What approach did you take to study gene regulation?
Simply put, the regulation of gene transcription is a two-sided process: genes can be activated or repressed. Most labs in the field have investigated how genes get activated – how and when do genes become active to influence what goes on in a cell? The other side has received much less attention until recently, and that is what I wanted to address in my PhD. How can a gene be turned off? This question is extremely important for cell identity – a neuron should not produce proteins that make it contract like a muscle cell, to stick to my example.
What are open questions in this field?
Repressive transcription factors bind to DNA motifs in the regulatory sequence of their target gene, and they typically recruit other molecules, called co-repressors, that turn off the expression of this gene. There are relatively few studies on such transcriptional repressors and most of them consider a handful of proteins of interest. I was more interested in studying them from a systems biology point of view, meaning that I wanted to learn more about transcriptional repressors as a whole and differences among them. What are all these repressive transcription factors? What do the co-repressors look like? Which of them interact, and how do they mediate repression? So many open questions!
How did you catalogue repressive transcription factors?
These proteins have two domains: the DNA-binding domain, and the repressive domain that recruits co-repressors. In my project, I developed a method called RD-seq (for repressive-domain-sequencing) and used it on fruit fly S2 cells with an integrated transcriptional reporter: I screened all transcription-related proteins and identified 195 repressive domains. One of the goals of my projects was to figure out if these domains can be organised in functional subgroups, based on their sequence of amino acids.
What did you find then?
We found specific sequences or ‘motifs’ of only a few amino acids that appear in many repressive domains, suggesting that they are important for function. When I experimentally mutated five of these motifs, the repressive domains couldn’t function anymore. Another key finding is that repressive domains with these motifs interact with specific co-repressors – the presence of such a motif can help us predict which co-repressor will be recruited.
Do these findings apply to other organisms?
Yes, we showed that most of the motifs that are important for the function of repressive domains are conserved in animals, from fly all the way to humans. This gives us the chance to predict potential repressive domains in human transcription factors based on the presence of these motifs.
Where do you see this project going next?
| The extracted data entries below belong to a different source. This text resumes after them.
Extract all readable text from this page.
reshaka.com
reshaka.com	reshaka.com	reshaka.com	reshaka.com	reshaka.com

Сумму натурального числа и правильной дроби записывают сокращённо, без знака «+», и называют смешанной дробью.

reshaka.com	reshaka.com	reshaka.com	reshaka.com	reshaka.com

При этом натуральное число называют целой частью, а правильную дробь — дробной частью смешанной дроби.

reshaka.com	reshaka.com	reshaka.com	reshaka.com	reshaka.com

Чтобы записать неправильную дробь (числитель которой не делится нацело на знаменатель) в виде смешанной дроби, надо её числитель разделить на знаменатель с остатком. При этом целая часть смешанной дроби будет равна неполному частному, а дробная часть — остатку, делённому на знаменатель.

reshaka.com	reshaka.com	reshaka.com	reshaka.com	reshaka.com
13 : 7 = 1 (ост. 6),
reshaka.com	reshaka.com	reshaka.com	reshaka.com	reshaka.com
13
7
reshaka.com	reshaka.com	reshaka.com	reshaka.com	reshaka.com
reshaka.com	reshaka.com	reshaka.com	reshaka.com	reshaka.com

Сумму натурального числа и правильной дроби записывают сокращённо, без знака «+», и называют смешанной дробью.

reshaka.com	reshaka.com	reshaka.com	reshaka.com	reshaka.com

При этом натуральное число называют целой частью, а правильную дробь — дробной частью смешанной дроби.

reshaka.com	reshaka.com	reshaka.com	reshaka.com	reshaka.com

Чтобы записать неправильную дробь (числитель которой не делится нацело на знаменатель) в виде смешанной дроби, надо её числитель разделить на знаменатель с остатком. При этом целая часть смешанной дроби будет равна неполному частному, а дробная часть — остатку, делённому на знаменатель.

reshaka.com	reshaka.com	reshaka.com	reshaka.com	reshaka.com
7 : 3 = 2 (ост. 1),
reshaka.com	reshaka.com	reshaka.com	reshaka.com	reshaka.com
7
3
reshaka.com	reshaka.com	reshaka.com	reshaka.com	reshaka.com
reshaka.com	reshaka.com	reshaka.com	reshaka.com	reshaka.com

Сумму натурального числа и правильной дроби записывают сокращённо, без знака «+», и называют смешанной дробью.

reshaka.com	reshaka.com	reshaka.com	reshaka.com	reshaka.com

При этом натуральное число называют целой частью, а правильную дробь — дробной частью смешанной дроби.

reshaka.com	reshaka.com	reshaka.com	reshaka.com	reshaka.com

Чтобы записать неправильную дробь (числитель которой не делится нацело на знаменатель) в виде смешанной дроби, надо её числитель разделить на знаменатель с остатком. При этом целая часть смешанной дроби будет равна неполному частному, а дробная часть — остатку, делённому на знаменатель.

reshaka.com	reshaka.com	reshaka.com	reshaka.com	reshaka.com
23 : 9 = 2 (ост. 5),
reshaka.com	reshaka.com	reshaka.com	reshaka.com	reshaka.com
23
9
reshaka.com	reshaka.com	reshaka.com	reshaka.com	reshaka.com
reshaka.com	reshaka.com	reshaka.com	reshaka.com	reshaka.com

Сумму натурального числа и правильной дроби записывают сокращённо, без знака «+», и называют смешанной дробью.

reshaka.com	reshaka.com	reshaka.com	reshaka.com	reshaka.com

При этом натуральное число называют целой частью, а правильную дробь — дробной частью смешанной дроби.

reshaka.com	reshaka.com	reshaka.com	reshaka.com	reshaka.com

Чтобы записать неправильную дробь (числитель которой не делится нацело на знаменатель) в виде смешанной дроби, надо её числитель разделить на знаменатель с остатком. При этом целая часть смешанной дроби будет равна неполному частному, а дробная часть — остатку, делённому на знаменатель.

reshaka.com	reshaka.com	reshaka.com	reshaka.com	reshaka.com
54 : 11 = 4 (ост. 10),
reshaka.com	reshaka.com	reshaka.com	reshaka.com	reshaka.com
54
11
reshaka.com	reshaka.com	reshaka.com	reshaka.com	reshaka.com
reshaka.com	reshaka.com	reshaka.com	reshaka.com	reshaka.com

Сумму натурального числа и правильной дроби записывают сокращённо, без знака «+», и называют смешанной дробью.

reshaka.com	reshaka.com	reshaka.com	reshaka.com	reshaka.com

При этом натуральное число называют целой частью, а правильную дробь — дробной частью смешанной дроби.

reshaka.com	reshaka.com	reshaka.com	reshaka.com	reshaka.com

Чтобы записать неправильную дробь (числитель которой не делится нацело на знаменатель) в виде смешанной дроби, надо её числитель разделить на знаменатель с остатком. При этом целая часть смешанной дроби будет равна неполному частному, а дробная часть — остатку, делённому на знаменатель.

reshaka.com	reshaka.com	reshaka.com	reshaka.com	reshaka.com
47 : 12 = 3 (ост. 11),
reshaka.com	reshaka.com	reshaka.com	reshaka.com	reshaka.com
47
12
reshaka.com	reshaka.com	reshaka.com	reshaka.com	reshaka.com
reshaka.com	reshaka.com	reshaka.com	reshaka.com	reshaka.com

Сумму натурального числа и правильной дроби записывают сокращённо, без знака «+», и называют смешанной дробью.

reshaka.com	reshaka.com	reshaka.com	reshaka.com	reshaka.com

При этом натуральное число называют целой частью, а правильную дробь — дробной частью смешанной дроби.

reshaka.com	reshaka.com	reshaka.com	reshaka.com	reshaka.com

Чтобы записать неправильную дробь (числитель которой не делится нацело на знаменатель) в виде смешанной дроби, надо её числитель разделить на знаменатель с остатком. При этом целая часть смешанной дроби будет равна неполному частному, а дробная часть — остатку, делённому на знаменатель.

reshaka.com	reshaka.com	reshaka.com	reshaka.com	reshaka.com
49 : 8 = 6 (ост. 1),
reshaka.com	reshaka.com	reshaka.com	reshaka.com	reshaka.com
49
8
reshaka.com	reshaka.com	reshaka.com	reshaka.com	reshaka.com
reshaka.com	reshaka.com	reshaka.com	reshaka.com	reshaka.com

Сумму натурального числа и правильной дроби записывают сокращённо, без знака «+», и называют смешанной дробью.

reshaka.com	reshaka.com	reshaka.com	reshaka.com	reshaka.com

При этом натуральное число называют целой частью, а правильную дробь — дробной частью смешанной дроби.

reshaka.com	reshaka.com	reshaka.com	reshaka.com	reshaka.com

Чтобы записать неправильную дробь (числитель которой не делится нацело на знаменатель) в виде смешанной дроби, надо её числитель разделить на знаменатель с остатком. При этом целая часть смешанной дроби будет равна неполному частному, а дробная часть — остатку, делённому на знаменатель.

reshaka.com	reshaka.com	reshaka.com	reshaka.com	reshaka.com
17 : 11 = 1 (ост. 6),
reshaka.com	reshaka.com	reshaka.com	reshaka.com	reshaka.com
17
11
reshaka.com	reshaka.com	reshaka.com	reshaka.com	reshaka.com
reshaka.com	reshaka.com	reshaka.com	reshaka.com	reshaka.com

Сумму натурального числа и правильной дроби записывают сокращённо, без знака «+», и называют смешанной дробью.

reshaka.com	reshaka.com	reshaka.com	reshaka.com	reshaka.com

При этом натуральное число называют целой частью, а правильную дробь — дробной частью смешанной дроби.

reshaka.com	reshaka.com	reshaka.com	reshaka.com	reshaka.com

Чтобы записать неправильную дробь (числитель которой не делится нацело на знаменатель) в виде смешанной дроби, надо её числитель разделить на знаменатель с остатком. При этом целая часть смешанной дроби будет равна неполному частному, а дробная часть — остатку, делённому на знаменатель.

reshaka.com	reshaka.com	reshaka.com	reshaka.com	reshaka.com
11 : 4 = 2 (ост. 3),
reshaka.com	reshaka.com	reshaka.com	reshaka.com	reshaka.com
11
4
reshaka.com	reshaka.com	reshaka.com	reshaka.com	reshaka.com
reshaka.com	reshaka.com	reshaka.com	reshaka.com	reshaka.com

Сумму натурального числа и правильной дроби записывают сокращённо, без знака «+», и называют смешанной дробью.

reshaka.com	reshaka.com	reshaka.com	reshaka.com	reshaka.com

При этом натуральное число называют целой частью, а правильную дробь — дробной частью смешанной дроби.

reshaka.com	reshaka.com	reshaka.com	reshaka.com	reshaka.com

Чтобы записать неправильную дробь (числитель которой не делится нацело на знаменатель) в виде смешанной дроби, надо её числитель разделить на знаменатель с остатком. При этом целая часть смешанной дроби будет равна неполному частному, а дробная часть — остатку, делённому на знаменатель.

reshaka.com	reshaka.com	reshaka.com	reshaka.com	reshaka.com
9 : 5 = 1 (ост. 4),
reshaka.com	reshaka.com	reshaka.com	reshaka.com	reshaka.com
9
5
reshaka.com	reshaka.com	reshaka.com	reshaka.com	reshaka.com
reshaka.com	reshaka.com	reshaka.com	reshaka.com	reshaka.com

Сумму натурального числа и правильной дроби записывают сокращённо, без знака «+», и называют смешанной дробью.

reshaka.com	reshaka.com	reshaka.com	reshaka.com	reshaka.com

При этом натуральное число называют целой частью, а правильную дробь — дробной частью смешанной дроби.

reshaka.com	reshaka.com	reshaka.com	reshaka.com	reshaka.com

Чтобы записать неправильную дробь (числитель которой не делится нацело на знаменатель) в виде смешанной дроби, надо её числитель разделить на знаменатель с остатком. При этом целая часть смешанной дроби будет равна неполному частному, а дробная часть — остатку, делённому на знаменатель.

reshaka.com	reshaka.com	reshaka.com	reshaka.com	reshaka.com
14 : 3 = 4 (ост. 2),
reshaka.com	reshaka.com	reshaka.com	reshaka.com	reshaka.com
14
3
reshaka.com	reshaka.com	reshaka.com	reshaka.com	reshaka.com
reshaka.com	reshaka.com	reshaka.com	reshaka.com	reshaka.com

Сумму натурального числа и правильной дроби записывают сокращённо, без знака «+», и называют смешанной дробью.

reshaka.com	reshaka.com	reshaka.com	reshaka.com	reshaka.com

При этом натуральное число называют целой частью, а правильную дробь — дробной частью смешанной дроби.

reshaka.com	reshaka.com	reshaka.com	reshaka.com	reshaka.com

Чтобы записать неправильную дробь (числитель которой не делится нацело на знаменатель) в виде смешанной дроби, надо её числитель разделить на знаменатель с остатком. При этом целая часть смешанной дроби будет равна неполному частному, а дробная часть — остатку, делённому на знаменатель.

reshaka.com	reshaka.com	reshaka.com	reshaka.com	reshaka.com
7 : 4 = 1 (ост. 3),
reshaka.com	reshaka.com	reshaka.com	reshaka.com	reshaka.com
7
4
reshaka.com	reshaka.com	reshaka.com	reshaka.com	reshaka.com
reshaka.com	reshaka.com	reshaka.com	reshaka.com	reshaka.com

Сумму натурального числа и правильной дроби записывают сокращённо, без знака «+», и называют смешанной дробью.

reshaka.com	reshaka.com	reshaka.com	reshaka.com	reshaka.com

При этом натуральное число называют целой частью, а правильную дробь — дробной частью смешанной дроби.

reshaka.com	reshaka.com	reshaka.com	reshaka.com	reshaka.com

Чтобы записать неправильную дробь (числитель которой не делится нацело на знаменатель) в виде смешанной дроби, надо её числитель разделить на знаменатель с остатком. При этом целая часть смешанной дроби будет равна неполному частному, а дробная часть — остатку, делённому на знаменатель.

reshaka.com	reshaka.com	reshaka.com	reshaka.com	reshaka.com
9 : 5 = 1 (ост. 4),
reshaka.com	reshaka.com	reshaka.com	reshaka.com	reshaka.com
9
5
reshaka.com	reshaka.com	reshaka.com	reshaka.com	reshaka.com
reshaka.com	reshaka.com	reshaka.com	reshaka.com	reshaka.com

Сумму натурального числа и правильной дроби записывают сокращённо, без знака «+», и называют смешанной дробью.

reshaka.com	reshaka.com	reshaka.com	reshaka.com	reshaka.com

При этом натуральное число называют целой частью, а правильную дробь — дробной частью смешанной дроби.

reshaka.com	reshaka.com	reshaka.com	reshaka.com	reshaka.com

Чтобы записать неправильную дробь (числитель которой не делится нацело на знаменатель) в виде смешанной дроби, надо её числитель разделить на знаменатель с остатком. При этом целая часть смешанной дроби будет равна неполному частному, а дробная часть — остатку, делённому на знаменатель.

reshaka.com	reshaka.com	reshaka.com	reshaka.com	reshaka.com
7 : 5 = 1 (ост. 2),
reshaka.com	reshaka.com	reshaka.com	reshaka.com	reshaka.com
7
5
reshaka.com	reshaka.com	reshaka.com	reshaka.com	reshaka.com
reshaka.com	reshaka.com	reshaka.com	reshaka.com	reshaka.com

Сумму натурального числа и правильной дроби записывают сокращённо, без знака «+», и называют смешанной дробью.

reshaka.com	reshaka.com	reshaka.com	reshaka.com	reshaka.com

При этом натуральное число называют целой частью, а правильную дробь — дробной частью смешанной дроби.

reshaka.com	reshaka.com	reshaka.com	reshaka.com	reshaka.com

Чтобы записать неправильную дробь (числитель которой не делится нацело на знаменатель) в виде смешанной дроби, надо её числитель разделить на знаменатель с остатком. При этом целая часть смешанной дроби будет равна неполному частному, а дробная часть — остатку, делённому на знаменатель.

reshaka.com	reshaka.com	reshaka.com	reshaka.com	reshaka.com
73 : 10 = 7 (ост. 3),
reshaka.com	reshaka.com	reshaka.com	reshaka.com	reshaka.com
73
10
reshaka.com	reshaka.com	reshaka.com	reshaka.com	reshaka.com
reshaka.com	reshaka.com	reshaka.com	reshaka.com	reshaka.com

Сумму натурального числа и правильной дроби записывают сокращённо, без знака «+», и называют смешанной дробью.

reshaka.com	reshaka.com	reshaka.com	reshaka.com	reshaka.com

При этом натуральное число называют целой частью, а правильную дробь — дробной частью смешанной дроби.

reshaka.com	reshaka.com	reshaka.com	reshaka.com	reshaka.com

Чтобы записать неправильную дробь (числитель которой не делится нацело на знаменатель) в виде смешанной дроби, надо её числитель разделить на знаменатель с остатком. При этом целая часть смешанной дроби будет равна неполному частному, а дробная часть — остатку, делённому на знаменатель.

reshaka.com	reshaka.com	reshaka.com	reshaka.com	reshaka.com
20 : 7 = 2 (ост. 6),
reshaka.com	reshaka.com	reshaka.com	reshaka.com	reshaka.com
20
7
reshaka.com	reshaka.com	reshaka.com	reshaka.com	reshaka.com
I think the list of repressive domains, their repressive motifs and interacting co-repressors we generated is a great resource to better understand repression of gene transcription and the impact of mutations within repressive transcription factors. As a next step, it would be interesting to investigate how exactly genes are shut down. Little is known about repressive mechanisms, and I’d be curious to find out if they differ between co-repressors. With this information, we could build a “catalogue of repression” containing repressive transcription factors, their repressive domains and motifs, the associated co-repressors, and repressive mechanism.
Are there applied contexts in which such a catalogue could come in handy?
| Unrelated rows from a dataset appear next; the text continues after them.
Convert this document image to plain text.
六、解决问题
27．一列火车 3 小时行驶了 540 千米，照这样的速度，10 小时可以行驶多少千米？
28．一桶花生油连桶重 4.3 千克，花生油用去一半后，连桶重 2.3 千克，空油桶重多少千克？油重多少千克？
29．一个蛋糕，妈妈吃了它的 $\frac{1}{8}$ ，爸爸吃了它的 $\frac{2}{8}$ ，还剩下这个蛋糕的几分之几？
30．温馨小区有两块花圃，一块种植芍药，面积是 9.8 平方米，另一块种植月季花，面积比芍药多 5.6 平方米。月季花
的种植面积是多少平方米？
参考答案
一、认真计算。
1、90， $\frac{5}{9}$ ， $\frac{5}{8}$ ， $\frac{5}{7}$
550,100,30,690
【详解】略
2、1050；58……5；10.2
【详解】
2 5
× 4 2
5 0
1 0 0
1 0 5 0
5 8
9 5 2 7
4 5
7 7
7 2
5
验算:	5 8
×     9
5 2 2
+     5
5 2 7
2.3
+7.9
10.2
There are several genetic disorders linked with mutations in transcriptional repressors. One example is Rett syndrome, which is a neurodevelopmental disorder that can be caused by a mutation in a repressive domain. The mutation prevents the interaction with the co-repressor and messes with normal gene transcription. Cataloguing repressive transcription factors and their co-repressors could help us explain disease mechanisms and potentially find a way to counter them.
Loni Klaus, Bernardo P. de Almeida, Anna Vlasova, Filip Nemcko, Alexander Schleiffer, Katharina Bergauer, Lorena Hofbauer, Martina Rath, Alexander Stark: “Systematic identification and characterization of repressive domains in Drosophila transcription factors”. The EMBO Journal (2022), DOI: 10.15252/embj.2022112100.